With T303985: Suggested edits: make task feed reusable, the business logic is separated from the UI logic in the ext.growthExperiments.Homepage.SuggestedEdits. Similar abstraction should be applied to SuggestedEdits.php.
Description
Status | Subtype | Assigned | Task | ||
---|---|---|---|---|---|
Resolved | None | T311850 [Epic] FY 2022-23 Growth Maintenance Work | |||
Open | None | T308054 Suggested edits: separate presentation and business logic in SuggestedEdits class (server-side) | |||
Open | None | T308541 Create common serialization method for SuggestedEdits and ApiQueryGrowthTasks | |||
Open | None | T308545 Remove duplicate data from task data feed |
Event Timeline
I was thinking about this today in the context of some awkwardness in our current client-side/server-side abstractions for fetching tasks (T312686: [betalabs] Suggested edits - the counter discrepancies for a recent example of that). Maybe we could think about an abstraction like:
- NewcomerTasksStore on the server-side, that has a method for fetch() that accepts the TaskSetFilters as well as a unique ID sent by the client
- The NewcomerTasksStore is responsible for:
- invoking ElasticSearch
- keeping track of page IDs found already, and storing them in a cache entry for the unique ID sent by the client
- applying filtering
- handling the "fetch more tasks" logic (deduplicating existing page IDs, filtering) and informing the caller when there are no more results
It seems like that kind of abstraction would simplify our client-side code, and maybe also make SuggestedEdits.php and ApiQueryGrowthTasks.php a bit simpler.
If we used a standard MVC setup, then getTaskSet(), resetTaskCache() and getSiteViews() would go to the model, state checks like isActivated(), getState(), canRender() etc. would go to the controller (plus it would mediate calls from the view to the model) and everything else would go to the view, which is about 900 out of 1000 lines. The part of the model that could likely be reusable elsewhere is something like 20 lines. So I'm not sure this is worth the effort.

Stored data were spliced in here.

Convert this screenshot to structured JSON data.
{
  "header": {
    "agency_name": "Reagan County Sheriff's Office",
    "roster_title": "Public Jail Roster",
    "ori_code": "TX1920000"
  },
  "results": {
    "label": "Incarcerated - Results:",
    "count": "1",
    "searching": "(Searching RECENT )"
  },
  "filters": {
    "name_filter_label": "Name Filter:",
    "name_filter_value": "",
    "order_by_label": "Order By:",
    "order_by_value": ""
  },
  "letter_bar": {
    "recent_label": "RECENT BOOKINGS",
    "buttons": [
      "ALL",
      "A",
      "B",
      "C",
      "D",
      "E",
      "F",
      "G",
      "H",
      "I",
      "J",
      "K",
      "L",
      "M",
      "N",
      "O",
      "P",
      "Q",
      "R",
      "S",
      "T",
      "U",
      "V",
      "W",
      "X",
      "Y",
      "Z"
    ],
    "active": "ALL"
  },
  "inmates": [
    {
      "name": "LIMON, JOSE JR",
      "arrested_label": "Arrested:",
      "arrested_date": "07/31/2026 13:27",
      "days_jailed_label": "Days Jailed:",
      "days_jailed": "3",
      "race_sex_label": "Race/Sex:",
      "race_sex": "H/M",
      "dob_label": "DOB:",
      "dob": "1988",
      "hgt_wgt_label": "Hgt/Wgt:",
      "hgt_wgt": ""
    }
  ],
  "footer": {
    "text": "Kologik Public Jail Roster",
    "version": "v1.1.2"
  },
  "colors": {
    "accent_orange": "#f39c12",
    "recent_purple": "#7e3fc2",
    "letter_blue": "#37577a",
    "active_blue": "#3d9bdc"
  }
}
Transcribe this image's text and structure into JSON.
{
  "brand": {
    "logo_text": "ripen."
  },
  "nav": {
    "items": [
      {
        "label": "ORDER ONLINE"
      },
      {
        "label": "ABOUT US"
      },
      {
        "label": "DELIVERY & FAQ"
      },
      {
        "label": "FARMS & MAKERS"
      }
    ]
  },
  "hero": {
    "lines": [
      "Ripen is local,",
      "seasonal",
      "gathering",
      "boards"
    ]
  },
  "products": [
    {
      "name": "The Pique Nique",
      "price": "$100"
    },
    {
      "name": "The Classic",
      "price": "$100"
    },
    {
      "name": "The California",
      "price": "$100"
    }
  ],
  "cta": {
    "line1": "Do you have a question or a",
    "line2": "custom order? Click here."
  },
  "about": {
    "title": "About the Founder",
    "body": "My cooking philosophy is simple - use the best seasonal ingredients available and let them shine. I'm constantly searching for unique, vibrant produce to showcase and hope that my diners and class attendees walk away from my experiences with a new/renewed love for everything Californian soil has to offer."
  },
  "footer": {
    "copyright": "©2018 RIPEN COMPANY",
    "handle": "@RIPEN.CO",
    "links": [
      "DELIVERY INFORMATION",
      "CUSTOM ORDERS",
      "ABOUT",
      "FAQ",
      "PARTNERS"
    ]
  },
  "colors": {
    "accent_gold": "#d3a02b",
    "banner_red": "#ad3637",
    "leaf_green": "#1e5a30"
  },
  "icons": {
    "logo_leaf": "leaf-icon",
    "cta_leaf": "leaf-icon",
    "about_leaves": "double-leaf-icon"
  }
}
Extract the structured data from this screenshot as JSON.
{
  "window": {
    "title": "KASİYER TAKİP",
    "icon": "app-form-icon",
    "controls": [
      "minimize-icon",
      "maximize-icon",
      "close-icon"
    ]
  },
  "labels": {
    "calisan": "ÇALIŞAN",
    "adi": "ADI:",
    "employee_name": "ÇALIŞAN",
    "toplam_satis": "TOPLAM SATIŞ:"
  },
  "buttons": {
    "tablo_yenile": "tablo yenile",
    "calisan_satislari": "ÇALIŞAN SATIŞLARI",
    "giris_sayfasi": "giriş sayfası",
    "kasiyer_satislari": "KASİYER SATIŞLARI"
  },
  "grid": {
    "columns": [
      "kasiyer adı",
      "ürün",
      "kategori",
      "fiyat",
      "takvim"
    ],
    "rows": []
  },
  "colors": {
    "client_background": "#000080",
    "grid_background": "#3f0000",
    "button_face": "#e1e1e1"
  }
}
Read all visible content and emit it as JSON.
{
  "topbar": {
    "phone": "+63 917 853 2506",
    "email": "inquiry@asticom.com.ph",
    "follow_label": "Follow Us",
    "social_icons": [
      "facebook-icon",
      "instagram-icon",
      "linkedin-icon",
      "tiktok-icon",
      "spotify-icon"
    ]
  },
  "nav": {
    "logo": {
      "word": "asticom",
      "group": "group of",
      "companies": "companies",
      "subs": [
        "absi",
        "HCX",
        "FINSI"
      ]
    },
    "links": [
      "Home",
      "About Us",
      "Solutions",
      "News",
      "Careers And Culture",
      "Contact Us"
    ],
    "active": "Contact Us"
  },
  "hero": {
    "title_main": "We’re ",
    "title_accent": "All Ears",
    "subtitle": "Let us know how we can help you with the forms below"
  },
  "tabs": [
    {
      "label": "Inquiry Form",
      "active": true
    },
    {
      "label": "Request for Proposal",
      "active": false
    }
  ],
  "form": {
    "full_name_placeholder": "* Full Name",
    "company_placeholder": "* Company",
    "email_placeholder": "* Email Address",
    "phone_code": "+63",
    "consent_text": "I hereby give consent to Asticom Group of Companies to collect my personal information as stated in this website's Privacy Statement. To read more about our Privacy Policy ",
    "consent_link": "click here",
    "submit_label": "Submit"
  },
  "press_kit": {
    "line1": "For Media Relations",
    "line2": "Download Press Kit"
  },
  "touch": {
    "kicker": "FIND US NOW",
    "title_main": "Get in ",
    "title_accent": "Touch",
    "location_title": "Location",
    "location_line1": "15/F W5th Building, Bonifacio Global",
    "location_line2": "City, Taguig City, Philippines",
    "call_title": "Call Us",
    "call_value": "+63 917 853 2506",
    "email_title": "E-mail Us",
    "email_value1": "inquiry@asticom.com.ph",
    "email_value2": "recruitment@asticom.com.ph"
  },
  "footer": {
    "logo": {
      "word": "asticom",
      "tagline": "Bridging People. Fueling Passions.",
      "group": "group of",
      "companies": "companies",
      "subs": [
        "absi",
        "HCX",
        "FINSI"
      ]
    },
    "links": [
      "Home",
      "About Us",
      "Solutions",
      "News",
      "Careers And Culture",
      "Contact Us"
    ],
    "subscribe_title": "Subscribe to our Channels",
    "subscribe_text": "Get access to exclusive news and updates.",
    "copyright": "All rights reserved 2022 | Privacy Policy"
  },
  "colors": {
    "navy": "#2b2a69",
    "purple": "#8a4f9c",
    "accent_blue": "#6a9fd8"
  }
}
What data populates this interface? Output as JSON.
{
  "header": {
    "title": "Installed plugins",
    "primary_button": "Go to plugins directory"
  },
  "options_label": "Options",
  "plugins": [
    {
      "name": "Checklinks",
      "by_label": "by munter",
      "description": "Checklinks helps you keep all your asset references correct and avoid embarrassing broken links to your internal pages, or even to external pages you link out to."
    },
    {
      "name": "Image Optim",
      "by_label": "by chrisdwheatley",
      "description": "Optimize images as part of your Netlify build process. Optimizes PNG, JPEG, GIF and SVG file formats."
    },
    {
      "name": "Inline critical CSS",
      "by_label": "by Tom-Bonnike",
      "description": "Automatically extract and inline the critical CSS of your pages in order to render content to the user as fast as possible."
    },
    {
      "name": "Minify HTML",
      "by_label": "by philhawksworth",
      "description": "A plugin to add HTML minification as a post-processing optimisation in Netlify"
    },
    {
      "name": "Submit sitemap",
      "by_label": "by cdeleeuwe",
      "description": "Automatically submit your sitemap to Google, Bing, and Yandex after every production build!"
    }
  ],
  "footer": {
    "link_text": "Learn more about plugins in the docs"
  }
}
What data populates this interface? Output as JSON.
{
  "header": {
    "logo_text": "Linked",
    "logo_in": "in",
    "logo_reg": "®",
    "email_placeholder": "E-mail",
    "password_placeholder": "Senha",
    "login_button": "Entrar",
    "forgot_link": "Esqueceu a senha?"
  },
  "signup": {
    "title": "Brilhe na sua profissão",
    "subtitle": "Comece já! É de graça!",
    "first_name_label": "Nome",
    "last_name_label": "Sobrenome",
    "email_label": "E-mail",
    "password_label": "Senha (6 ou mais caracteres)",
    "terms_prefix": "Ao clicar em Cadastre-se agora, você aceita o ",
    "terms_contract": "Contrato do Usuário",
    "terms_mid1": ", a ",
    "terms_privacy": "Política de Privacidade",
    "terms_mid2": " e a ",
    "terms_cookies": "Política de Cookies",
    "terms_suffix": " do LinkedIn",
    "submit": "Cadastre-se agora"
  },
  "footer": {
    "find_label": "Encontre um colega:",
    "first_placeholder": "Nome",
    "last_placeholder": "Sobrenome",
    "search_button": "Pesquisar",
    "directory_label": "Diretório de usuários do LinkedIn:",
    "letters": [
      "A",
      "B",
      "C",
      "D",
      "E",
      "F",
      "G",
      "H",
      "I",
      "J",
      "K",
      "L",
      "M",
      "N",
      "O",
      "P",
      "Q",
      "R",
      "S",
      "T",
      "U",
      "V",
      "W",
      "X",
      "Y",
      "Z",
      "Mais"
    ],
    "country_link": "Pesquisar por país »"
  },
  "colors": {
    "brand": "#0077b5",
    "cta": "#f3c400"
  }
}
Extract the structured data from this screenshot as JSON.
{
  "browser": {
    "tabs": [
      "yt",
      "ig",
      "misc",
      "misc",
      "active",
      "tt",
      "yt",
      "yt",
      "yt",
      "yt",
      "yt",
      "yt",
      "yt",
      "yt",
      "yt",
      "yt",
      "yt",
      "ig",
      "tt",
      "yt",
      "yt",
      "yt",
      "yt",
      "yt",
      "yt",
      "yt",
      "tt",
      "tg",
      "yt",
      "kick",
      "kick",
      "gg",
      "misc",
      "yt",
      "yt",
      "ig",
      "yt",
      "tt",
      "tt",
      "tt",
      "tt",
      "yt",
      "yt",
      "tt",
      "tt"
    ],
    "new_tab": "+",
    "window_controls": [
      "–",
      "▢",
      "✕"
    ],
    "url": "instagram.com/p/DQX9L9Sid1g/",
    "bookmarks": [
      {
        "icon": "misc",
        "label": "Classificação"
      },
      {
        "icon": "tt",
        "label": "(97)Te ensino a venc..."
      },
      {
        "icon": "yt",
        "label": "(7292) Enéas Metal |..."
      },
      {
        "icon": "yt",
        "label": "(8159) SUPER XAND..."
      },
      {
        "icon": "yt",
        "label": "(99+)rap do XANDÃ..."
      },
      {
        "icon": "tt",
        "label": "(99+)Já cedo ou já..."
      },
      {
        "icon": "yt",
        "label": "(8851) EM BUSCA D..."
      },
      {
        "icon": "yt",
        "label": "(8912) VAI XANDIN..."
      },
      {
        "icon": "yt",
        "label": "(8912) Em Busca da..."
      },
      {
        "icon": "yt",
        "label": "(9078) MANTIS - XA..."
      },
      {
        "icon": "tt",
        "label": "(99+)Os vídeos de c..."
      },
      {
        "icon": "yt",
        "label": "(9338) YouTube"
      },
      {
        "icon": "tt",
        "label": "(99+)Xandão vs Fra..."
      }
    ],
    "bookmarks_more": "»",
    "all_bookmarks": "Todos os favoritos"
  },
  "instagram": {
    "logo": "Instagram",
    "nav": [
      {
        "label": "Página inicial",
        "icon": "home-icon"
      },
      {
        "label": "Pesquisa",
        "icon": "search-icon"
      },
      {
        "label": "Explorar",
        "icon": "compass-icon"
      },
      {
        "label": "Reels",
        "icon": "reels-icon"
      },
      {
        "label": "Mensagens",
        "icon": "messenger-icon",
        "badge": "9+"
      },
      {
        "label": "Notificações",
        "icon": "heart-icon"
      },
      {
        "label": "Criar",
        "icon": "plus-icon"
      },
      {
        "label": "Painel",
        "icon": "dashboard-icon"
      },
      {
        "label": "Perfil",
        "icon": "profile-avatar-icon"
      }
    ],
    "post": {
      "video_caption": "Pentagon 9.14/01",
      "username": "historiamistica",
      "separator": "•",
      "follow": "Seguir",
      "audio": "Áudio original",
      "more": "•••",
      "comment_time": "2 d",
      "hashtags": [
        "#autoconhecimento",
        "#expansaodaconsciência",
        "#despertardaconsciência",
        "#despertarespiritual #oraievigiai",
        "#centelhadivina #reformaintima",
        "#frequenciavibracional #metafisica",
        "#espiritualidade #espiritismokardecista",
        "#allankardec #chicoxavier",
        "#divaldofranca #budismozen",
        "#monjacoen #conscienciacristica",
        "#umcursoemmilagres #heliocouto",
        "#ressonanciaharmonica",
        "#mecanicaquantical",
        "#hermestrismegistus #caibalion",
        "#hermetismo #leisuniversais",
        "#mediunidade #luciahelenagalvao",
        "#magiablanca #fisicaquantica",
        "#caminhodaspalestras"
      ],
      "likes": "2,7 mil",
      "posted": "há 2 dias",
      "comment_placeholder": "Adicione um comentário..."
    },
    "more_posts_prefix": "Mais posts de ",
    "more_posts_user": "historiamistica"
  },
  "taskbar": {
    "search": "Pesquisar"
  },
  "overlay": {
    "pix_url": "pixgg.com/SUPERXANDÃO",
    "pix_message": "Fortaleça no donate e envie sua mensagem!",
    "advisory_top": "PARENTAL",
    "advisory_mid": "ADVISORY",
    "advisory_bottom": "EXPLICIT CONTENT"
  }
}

keeping track of page IDs found already, and storing them in a cache entry for the unique ID sent by the client
A server side cache for tracking client state between requests seems like an antipattern to me. It's counter to the HTTP (and especially REST) philosophy, makes debugging harder locally and a lot harder in production, introduces edge cases around session loss, makes it complicated to support multiple browser windows from the same user in parallel. For a significant performance impact (like the one from CacheDecorator) that might be a reasonable trade-off, just for simplifying client-side code it's not, IMO.
Although it would probably make writing tests for it easier.
Would we want to separate presentation and business logic in just one homepage module, though? It seems like something we'd want to build into the whole homepage module structure, then.